#11 Resepsi

62.3K 3.9K 22
                                    

Hola, im back! Happy reading! Sorry typo everywhere.

Happy weekend!

***

Selama 3 hari persiapan resepsi, Akmal dan Al memutuskan untuk menginap di rumah keluarga Ardicandra, keluarga Akmal. Dan malam ini sampai besok, Halim—abi Al—diperbolehkan untuk berada di rumah untuk resepsi keduanya.

"Akmal, coba panggil istrimu turun untuk makan." Perintah Mila yang langsung mendapat sahutan 'iya' dari putranya.

Akmal bergegas naik ke atas dan masuk kamar. Ia mendapati pintu lemari yang terbuka lebar dan di sanalah Al sedang memilah baju setelah selesai mandi. Ia tersenyum melihat pemandangan tersebut.

"Habis mandi, hum?" Akmal mendekat, memeluk Al dari belakang yang membuat gadis itu berjengit kaget sambil mengucap istighfar.

"Astaghfirullah, kak Akmal! Harusnya kakak ketuk pintu dulu, biar Al gak kaget." Ucapnya dengan nada sedikit gugup dan berusaha menyingkirkan lengan Akmal pada pinggangnya.

"Kenapa harus ketuk pintu terlebih dahulu kalau ini kamarku sendiri? Humm? Sebentar saja, ya, dek."

Pria itu mengeratkan pelukannya, menyandarkan kepalanya pada sekitar leher dan bahu istrinya. Ia menghirup perlahan.

Al mati-matian bersikap tenang walaupun jantungnya sedari tadi sudah berdetak lebih cepat.

"Nah, sekarang pakai bajumu, kak Akmal tunggu di meja makan, ya. Cup." Bibir Akmal mendarat pada puncak kepala istrinya. Pelukan tersebut lepas dan ia menutup pintu kamar sambil mengedipkan sebelah matanya, menggoda sang istri.

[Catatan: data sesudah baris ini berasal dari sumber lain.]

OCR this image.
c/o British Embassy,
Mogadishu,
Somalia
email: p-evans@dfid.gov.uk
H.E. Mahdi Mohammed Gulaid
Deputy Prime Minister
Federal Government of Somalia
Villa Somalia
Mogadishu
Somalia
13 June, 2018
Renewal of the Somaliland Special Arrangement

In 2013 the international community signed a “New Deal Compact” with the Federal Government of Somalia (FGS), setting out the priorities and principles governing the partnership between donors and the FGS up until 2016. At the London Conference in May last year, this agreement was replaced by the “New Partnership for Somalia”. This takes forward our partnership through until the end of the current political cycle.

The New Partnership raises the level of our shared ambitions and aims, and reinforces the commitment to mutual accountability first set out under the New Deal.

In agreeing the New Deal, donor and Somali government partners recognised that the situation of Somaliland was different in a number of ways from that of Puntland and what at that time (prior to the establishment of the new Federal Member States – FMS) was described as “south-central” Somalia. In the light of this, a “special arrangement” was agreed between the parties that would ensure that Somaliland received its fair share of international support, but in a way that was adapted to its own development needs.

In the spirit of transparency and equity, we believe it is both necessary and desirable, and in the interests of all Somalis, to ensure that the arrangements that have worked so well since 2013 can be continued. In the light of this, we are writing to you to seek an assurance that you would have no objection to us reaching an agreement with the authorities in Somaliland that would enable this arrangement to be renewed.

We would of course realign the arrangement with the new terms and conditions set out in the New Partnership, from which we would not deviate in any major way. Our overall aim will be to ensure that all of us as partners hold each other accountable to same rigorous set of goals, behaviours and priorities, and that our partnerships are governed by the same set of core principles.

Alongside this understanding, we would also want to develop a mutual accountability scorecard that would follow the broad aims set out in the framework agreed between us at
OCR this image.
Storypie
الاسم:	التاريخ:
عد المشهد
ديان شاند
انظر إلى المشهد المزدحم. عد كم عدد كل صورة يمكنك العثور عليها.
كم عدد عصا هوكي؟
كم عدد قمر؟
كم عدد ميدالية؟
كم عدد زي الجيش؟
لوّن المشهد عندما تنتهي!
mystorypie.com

Al mematung dengan wajah yang memerah. Entah kenapa ia selalu malu jika Akmal bersikap menggoda dan seringnya mengarah untuk melakukan 'ibadah' mereka.

***

Hari ini merupakan resepsi pernikahan Akmal dengan Aliya. Berbeda dengan pengantin wanita yang sudah lebih dulu berangkat ke gedung, Akmal masih berkutat pada cerminan, melihat penampilannya yang baru saja rapi.

"Bang Akmal, mama nyuruh abang cepetan ke mobil tuh." Kamila menarik-narik baju pengantin abangnya.

"Abang-abang! Kamu kira mas itu abang tukang bakso? Panggilnya mas, adekku sayang. Jangan manggil 'mas' pas ada maunya doang." Akmal mencubit gemas kedua pipi gembul adiknya.

"Ih, abang, mah. Sakit tau!"

"Biarin aja. 10 tahun sejak kamu bisa ngomong di tahun kedua kamu lahir manggilnya 'babang' atau 'abang' mulu."

Kamila, adik Akmal memang lebih sering memanggilnya abang dari pada mas sejak dulu. Ia hanya memanggil mas di saat-saat tertentu saja. Padahal kedua orang tua mereka sudah mengingatkan Kamila untuk memanggilnya mas, sesuai dengan asal mereka yang memang dari Jawa.

Gadis itu mencibir. "Mba Al aja gak dimarahin manggilnya 'kak Akmal', bukan 'mas Akmal'. Berarti aku juga dong, weeek." Gadis 12 tahun itu menjulurkan lidah, tidak mau kalah.

"Nah, itu kamu manggil istri mas pake 'mba'. Mba kan pasangannya 'mas'. Kalau 'abang' pasangannya 'neng'. Kamu mau mas panggil 'neng Kamila' kayak tukang nasi uduk keliling depan komplek?"

"Gak mau. Yaudah, iya. Mas Akmal. Puas? Huuu."

"Ya Allah, Kamila, Akmal, kenapa masih pada di sini, sih?" Mila menatap kedua anaknya dengan decakan heran. "Kamila, tadi mama suruh kamu panggilin mas Akmal, kenapa lama banget?"

"Kamila udah bilangin kok ma, tapi mas Akmalnya—"

"Mas, kamu juga kenapa gak ke bawah kalau adikmu sudah sampein pesan mama? Tamu udah pada nunggu, loh, di sana."